W życiu Mariusza coś się zmieniło i nie wiązało się to
wyłącznie z przeprowadzką nad jezioro Oniego (używam za Mariuszem
tej nazwy, choć w polskich encyklopediach funkcjonuje jezioro
Onega). Barwnie opisywał swoje nad nim początki w tekście
„Dokończyliśmy dzieło Lenina” (dlaczego Lenin i jego dzieło,
zawsze można sprawdzić we wcześniejszych książkach), ale na
razie jeszcze nic nie zapowiadało zmiany. To, co odmieniło duszę
włóczęgi nadeszło później, a znane jest i nazwane – miłość.

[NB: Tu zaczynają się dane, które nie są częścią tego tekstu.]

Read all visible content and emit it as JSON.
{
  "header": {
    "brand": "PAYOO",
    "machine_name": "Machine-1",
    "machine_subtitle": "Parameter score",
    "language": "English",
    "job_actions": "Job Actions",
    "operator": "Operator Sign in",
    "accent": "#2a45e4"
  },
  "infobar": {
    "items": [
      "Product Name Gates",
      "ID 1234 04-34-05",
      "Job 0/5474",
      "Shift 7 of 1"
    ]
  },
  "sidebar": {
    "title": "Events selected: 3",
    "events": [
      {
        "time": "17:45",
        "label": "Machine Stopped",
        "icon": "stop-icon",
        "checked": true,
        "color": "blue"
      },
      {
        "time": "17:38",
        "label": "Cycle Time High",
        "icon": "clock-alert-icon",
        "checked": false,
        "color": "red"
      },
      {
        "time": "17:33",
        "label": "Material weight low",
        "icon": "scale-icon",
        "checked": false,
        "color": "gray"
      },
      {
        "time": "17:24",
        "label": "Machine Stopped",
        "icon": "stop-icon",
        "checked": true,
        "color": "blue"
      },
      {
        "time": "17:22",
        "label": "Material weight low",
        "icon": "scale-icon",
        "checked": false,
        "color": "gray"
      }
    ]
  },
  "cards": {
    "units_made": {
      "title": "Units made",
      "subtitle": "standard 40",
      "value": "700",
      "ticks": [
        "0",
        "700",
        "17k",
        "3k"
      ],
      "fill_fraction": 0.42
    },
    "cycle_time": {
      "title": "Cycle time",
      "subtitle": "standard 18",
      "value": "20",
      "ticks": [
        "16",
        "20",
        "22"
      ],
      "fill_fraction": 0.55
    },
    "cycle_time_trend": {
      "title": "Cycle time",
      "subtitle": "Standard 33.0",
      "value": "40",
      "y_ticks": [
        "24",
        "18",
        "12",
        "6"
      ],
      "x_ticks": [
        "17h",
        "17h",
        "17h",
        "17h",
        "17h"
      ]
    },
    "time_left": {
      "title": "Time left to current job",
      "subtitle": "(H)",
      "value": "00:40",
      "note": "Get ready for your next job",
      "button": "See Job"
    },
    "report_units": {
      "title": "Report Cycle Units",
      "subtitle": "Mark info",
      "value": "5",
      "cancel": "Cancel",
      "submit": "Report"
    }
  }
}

Ale ta miłość, która ma rumianą buzię i drobne nieporadne
rączki. Miłość Mariusza nosi imię Martusza i w chwili gdy kończył ostatnią książkę, miała cztery lata. Wilk został
ojcem i uczucia, które się w nim obudziły, zaskoczyły chyba
najbardziej jego samego. A potem odmieniły jego życie i sposób
postrzegania rzeczywistości.
Trzy lata temu, gdy spotkałem się z Mariuszem podczas jednej z jego
wizyt w Polsce, wszystko na pierwszy rzut oka wydawało się być jak
dawniej, był już nieco nasączony alkoholem, mówił tylko po
rosyjsku (co mnie irytowało), uszczypliwie odnosił się do innych,
nawet tych, z których gościny korzystał, choć mnie, nie wiem
dlaczego, traktował z większą atencją. Wypisz wymaluj Wilk w
całej krasie, ale gdy spytałem, co się zmieniło, bez wahania i z
błyskiem w oku, który bez wątpienia nie był odbiciem w źrenicach płomienia zapalniczki, odpowiedział: doczka.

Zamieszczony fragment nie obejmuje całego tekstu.